Próximo passo: ao som de um rufo de bateria de crescente tensão, anuncia-se finalmente o busílis da questão: Baby, é assim que o poeta, Baby, achou de botar o nome na menina de Riroca, só porque ela é carioca. No reforço máximo da pronúncia do R inicial e na menção ao sotaque do Rio de Janeiro, ocorre na prática um questionamento da norma culta que faz sentido entre linguistas: os registros locais da língua são integrantes da língua, todos dignos de respeito e com direito à existência. Na sequência, a bateria passa do rufo para uma interminável virada em que a tensão se despeja furiosamente para o argumento seguinte, evocando, claro o futebol: RRRRRRoberto Dinamite é convocado como exemplo acabado de R linguo-dental, como qualquer locutor esportivo que se preze sabe, abrindo caminho para RRRRRomários e RRRRRonaldos. Nasceu no RRRRRRio, arremata definitivamente Paulinho. O lugar, o uso, o povo faz a língua, não o contrário.

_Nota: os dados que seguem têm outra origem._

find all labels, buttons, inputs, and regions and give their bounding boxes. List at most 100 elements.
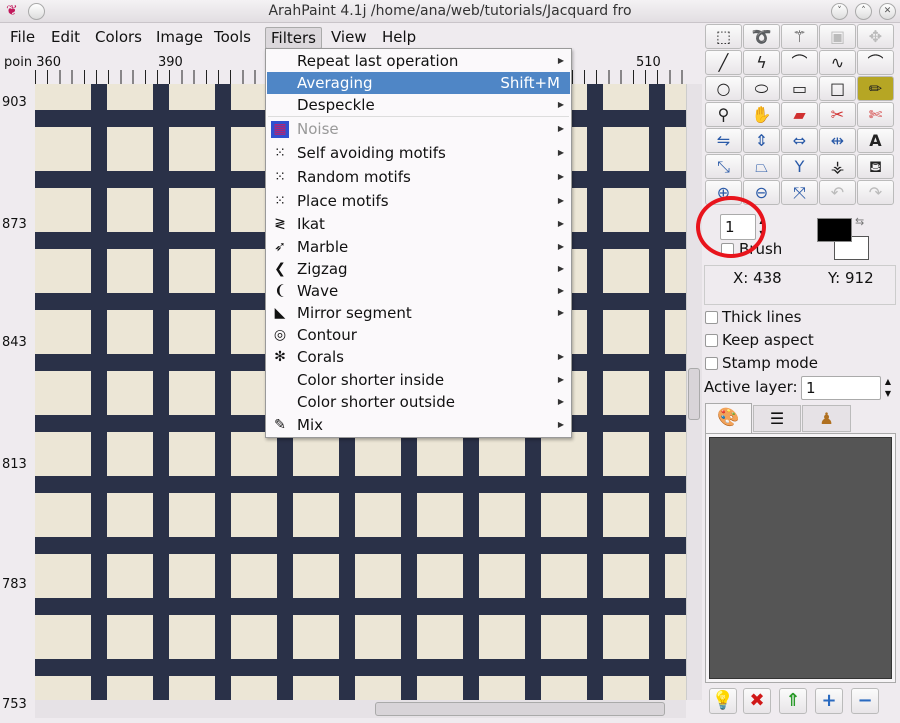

Mas ainda há mais. A bateria agora, estruturada a partir do barulho como a voz o fora, apronta uma levada típica de jazz (um estilo popular de extrema sofisticação), como que zombreteiramente. E zombeteiramente voltam os trumpentes, zumbindo enquanto agora a convocação segue irônica: Vamo lá, Caetano Veloso, Gil, Chico Buarque! Os ícones da canção, são chamados a referendar a presente canção, referendando por tabela a defesa da tese Riroca. A zombaria prossegue, agora evocando mediunicamente – finalmente! o Poeta:
Só na
Só na
Só na
Sessão espírita
Fernando pode dizer
Pessoa
Pessoa
Pessoa que não é prosa
Pode dizer poesia
E assim, Pessoa é irreverentemente deslocado para a sessão espírita – não pode mais opinar. Em compensação, o poder e a liberdade da poesia agora estão aí para quem chegar. Note-se que lá atrás é dito que foi o poeta que botou o nome de Riroca. Qual poeta? Ora, qualquer um. Ninguém sabe nada, ninguém tem o poder individual de determinar o som de uma letra ou de proibi-la de soar.
Ou talvez, um: Só Drummond, só Drummond, só Drummond. Mas se não Drummond, deixa eu vê… O encerramento de Ao poeta se dá novamente sem acompanhamento, como o início do canto/declamação de Paulinho, entre a canção e a poesia propriamente dita. As últimas sílabas de deixa eu ver, no mais autêntico sotaque carioca, se convertem em xô vê e daí em chover, chuvê… A passagem de sentido pela mudança sutil de pronúncia vai dissolvendo o sentido em fade out, mergulhando a canção no caos de onde veio. A voz e a palavra em estado puro, de onde Ao Poeta se originou e para onde retorna.
Uma criança, ao nascer, é capaz de produzir todos os sons de todas as línguas. De acordo com o lugar em que nasce, os pais que tem, o povo que a recebe, desenvolve alguns fonemas e esquece outros. Não apenas com o som, nossa educação foi desenvolvida para moldar, cortar arestas, tornar menor. Uma educação ideal, em um lugar ideal, talvez fosse a que permitisse às crianças não perder a infinidade de possibilidades que trazem ao nascer. Desenvolver algumas sem perder as demais, sem ter de reaprender os sons esquecidos mais tarde nos cursos de línguas. E para todos os saberes como para os sons.
Feita para uma questão específica, para responder a uma polêmica, Ao poeta (e também Linguagem do Alunte, indo em outra direção) extrapola seu assunto várias vezes, como a obra de arte deve fazer. Ao poeta, construída sílaba a sílaba, som a som, fonema a fonema, forma e conteúdo integrados milimetricamente sob aparência de improviso, poema concreto misto de canção, é um desafiador manifesto lançado ao vento. Como o antieuclidiano nome da menina Riroca foi também um desafio à norma, que Sarah Sheeva não pôde sustentar. Não se pode culpá-la, o mundo não é o Cantinho do Vovô. Quem sabe um dia seja como o poeta sonhou, ou seja: com os sons, e tudo o mais, que a gente quiser.